Quelle contribution apporte l'analyse des pratiques relationnelles humains-animaux dans le développement d'un système d'élevage One welfare ? Illustration en élevage bovins allaitants
Résumé
Quelle est la place de l’animal, individu ou troupeau, dans le travail et sa relation à l’humain (objet du travail, sujet du travail, déterminant du travail, partenaire de travail) ? Comment cette place se construit-elle, notamment en cherchant à distinguer la mise en place de pratiques relationnelles par opposition à un processus plus ponctuel d’adaptation de chaque individu à l’autre? Comment cette relation humains-animaux impacte-t-elle leur bien-être mutuel dans une perspective de One Welfare?

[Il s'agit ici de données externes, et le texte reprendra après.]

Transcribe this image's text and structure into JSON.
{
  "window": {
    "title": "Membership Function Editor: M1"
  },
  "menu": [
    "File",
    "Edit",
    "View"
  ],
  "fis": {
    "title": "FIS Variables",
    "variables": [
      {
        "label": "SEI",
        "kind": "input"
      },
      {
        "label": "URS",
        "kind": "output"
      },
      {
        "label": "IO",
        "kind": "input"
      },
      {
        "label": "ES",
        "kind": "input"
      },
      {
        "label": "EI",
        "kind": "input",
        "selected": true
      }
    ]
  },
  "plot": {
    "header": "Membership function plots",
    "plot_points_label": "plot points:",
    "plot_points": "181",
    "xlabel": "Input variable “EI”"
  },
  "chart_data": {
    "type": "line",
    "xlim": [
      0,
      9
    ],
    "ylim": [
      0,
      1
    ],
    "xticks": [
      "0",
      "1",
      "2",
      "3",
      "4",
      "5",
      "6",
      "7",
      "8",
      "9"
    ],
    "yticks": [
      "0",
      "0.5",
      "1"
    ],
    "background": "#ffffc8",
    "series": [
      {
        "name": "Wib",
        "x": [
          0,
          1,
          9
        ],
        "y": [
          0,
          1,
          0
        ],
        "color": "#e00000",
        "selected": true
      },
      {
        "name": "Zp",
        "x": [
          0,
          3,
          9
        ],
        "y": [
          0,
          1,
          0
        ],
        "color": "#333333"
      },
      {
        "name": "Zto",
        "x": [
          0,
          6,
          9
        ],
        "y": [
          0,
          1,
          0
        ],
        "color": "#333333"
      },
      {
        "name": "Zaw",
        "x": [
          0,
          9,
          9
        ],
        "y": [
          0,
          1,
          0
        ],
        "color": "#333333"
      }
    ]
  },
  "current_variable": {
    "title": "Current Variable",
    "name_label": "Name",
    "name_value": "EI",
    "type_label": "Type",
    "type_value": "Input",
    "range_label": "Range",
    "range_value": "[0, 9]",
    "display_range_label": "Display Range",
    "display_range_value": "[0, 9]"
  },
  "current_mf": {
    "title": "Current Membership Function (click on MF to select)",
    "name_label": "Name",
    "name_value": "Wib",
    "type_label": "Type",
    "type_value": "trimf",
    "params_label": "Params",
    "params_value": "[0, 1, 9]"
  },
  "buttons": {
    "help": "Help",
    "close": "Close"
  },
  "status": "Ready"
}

En ergonomie, il ne peut y avoir de bien-être au travail sans bien faire son travail, et cette santé dépend de l’écart entre la performance au travail souhaitée et la performance réelle de travail. L’ergonomie d’activité souligne l’importance d’être acteur dans cette performance. Dans les sciences du bien-être animal, une définition actualisée met l’accent sur « la possibilité d'épanouissement de l'animal grâce à l’expérience d'états mentaux majoritairement positifs et au développement de ses compétences et de sa résilience. Les animaux doivent notamment avoir la possibilité de poursuivre activement des objectifs et d'atteindre les résultats souhaités ». Derrière cette similarité entre les deux définitions, il faut identifier les freins et les leviers au développement des pratiques relationnelles humains/animaux selon leurs capacités. Un système One Welfare doit notamment se réguler par ses interactions entre humains, animaux et environnement, contribuant à sa stabilité, grâce à son adaptabilité et sa capacité de résilience. Ces questions seront illustrées en considérant l’élevage bovin allaitant où humains et animaux suivent un cycle long de vie avec de nombreux degrés de liberté.